Se giró hacia el espejo, metió la mano detrás de su cuello y se quitó una fina tira de silicona.

Los ojos de Clara se abrieron de par en par.

Lentamente, Baste comenzó a quitarse el disfraz.

Se quitó la máscara protésica que hacía que su rostro pareciera cicatrizado e hinchado.

Se quitó el traje de grasa de 50 kilogramos que envolvía su cuerpo.

Se quitó la peluca calva.

En cuestión de minutos, el “Cerdo Multimillonario” había desaparecido.

Delante de Clara había un hombre de unos treinta años: alto, musculoso, de rasgos afilados e impresionantemente guapo.

Sebastián Montemayor.

 

Su verdadero yo.

Clara se desplomó sobre la cama en estado de shock.

“¿Q-quién eres tú?”

Sebastián se arrodilló ante ella y le tomó las manos.

—Sigo siendo yo, Clara. Baste —dijo con dulzura.

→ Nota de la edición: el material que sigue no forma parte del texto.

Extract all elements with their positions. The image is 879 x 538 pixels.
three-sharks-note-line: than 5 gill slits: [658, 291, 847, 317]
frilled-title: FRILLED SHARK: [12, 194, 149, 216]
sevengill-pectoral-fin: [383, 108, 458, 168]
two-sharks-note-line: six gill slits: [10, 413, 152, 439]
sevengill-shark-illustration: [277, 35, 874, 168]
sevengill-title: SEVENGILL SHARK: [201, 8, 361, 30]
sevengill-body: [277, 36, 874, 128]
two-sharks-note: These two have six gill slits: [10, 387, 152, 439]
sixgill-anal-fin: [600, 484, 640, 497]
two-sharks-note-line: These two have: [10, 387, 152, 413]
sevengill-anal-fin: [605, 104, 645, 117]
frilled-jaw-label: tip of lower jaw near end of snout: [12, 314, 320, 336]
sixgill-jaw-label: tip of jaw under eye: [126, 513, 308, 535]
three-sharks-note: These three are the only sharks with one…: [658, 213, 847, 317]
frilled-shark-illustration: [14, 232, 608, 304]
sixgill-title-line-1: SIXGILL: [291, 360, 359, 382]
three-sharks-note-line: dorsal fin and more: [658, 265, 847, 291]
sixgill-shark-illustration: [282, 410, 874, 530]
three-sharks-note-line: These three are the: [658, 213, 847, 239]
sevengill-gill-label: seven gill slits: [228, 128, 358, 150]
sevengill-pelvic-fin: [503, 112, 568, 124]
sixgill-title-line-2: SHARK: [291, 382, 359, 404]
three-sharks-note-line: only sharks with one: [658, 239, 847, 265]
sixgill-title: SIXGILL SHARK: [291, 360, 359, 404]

—¿P-pero por qué? ¿Por qué fingir?

“Estaba exhausto”, confesó Sebastián.

Todas las mujeres que conocí me amaban por mi belleza y mi dinero. Cuando Vanessa me traicionó, juré que no me volvería a casar hasta encontrar a alguien que amara mi alma, no mi piel.

Las lágrimas llenaron sus ojos.

Así que me puse una máscara. Me convertí en un monstruo. Busqué una mujer que pudiera soportar mi olor, mi peso, mi ira.

Y esa mujer eras tú. Esta noche me defendiste. Me amaste incluso cuando creías que no tenía nada que dar.

“Sebastián…” gritó Clara.

Ganaste el juego, Clara. Y como recompensa, te doy toda mi riqueza, mi corazón y mi verdadero rostro.

Clara abrazó a su marido.

No porque fuera guapo.

Pero porque su amor había demostrado ser real.

EPÍLOGO

A la mañana siguiente, estalló la noticia de la “transformación milagrosa” de Don Baste.

El mundo quedó atónito al ver al increíblemente atractivo multimillonario junto a su sencilla esposa.

Vanessa, e incluso la propia familia de Clara, intentaron acercarse a ellos para pedirles dinero, pero la seguridad los detuvo.

“Las puertas de esta mansión están abiertas sólo para aquellos con corazones genuinos”, dijo Sebastián en una entrevista.

Clara y Sebastián vivieron felices para siempre.

Una prueba viviente de que la verdadera belleza no se ve con los ojos, sino que se siente con el corazón.